Of three CNNs models, the ResNet model could employ the entire image and is capable of retaining image information more completely than many CNN networks [31]. It exhibits high diagnostic efficiency for medical imaging analyzing [41,42,43,44]. In our study, Resnet50 achieved the best diagnostic efficiency in manual tooth selection group with accuracy, sensitivity and specificity as 97.79%, 97.06% and 98.53% respectively. Resnet 50 also showed a good stability in detection of teeth with complicated symptoms (such as non-VRF tooth with large bone loss as VRF teeth usually have, VRF tooth with less bone loss, VRF without bone loss, VRF tooth with subtle fractures [12]) (Fig. 4).

Fig. 4
figure 4

Teeth in dataset with complex symptoms. A1, B1 and C1 are VRF teeth. A2, B2 and C2 are non-VRF teeth. A1 shows an arch low-density area (bone loss) at one side of the fracture on the CBCT image. A2 also shows an arch low-density area (bone loss) at the lingual side of distal root on the CBCT image. However, this tooth is a non-VRF tooth. B1 and B2 show a low-density area around the mesial root on the CBCT image. However, B1 is VRF tooth and B2 is non-VRF tooth. C1 shows a subtle fracture. C2 shows a tooth with horizontal bone loss. Low-density area is large and around the tooth. All teeth above were correctly diagnosed in manual selection group

Due to nonspecific signs and symptoms, VRF tooth may got miss diagnosed [7]. Root fractures could progress to get gingival sulcus inflammatory and periodontium destructed, and may finally result in alveolar bone loss in almost all teeth [45]. An auto-diagnosis model could help clinician be aware of some non-symptom teeth. In our study, auto-selection group achieved accuracy, sensitivity and specificity as 91.37%, 92.09% and 90.65% respectively. We noticed the diagnostic efficiency of auto-selection group is lower than manual selection group. The center of auto-selection area may deviate so the tooth could not be located at the center of the cropped CBCT images. Deviated attention center could disturb CNN models analyzing and therefore cause misdiagnosis. However, this phenomenon will become less as the sample size is getting larger [46].
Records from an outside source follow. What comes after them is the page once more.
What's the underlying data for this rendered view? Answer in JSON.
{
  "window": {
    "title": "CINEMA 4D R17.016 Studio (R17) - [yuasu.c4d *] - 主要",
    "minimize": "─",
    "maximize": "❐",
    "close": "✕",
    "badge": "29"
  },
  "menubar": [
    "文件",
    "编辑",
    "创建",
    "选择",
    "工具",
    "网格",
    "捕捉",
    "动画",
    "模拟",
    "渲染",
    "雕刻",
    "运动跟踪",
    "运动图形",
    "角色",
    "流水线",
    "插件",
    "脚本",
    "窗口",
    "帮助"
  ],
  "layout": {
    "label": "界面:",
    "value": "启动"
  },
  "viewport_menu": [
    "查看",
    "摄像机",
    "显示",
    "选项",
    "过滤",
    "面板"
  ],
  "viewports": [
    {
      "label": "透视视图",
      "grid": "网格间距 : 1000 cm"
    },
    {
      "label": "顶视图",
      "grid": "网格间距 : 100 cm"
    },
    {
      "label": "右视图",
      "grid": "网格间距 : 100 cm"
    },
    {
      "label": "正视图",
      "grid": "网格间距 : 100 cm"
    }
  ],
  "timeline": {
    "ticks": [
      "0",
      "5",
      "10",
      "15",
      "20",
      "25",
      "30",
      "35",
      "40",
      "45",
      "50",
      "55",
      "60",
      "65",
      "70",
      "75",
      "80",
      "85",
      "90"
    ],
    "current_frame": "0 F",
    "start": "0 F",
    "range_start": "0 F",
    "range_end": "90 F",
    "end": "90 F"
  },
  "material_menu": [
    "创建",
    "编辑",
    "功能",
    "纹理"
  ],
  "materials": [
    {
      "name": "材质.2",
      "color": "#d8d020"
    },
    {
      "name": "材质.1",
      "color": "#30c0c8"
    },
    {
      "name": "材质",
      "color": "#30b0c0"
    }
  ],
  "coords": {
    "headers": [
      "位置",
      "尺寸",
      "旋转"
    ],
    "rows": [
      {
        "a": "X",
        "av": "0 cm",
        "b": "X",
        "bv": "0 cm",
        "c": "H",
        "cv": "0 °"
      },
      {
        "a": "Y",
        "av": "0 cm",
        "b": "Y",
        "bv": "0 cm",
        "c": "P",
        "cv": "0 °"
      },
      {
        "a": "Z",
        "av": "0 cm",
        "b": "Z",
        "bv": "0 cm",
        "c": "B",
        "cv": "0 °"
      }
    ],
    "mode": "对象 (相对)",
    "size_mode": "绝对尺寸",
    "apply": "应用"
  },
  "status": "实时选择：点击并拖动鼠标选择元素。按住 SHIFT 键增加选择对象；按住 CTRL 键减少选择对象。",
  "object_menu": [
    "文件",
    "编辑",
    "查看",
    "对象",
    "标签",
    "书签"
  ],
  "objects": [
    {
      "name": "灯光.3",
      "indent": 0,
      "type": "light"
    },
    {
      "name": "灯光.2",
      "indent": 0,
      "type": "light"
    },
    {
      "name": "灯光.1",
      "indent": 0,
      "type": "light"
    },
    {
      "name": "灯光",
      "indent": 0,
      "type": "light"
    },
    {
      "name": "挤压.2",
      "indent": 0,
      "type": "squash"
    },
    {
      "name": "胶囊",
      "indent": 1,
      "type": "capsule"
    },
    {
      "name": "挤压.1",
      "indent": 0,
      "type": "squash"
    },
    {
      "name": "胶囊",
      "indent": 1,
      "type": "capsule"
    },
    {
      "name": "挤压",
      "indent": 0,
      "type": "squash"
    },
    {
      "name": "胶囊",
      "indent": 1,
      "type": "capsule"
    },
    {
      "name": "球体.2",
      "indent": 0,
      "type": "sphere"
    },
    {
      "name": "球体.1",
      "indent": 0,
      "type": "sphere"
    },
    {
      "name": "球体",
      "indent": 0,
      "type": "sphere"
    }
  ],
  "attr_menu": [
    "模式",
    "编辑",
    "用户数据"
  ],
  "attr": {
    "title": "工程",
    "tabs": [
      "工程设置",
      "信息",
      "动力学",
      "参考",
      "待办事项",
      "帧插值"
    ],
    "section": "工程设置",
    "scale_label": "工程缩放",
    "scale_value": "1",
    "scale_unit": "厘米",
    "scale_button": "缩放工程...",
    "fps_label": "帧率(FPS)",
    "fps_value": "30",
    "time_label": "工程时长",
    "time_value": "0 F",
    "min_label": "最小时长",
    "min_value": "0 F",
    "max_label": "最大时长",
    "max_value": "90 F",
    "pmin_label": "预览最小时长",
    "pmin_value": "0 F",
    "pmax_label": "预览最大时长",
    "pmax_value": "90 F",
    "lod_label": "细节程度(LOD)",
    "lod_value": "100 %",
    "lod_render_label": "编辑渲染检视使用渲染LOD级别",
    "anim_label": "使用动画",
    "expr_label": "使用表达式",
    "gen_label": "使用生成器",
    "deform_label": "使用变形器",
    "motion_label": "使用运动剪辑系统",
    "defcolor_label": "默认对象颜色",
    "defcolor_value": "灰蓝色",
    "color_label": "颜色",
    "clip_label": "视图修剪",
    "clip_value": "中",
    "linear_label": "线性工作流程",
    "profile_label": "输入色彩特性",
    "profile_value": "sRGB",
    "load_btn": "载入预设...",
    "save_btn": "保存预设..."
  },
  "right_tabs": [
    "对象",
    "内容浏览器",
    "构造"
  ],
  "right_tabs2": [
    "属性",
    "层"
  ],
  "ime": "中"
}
This study still has several limitations. Firstly, the VRF data included needs to be further expanded to get a more stable result for neural network models. Secondly, the teeth in our study are non-endodontically treated. Artefacts generated by root filling materials and metal post on CBCT images could also affect the diagnostic accuracy for VRF. The diagnostic efficiency for CNNs to endodontically treated VRF teeth on CBCT images could be explored in the future. Thirdly, auto-selection group showed a lower accuracy than manual selection group. The auto-selection algorithm may need to be further optimized. Fourthly, the VRF teeth included in our study are observable by experienced radiologist. Hidden fracture unobservable on CBCT images may need to be included for future clinical applications.

Conclusion

In manual selection group, ResNet50 presented higher diagnostic efficiency in diagnosis of in vivo VRF teeth than VGG19, DensenNet169 and radiologist with 2 years of experience. In auto-selection group, Resnet50 also presented higher diagnostic efficiency in diagnosis of in vivo VRF teeth than VGG19 and DensenNet169. This makes it a promising auxiliary diagnostic technique to screen for VRF teeth.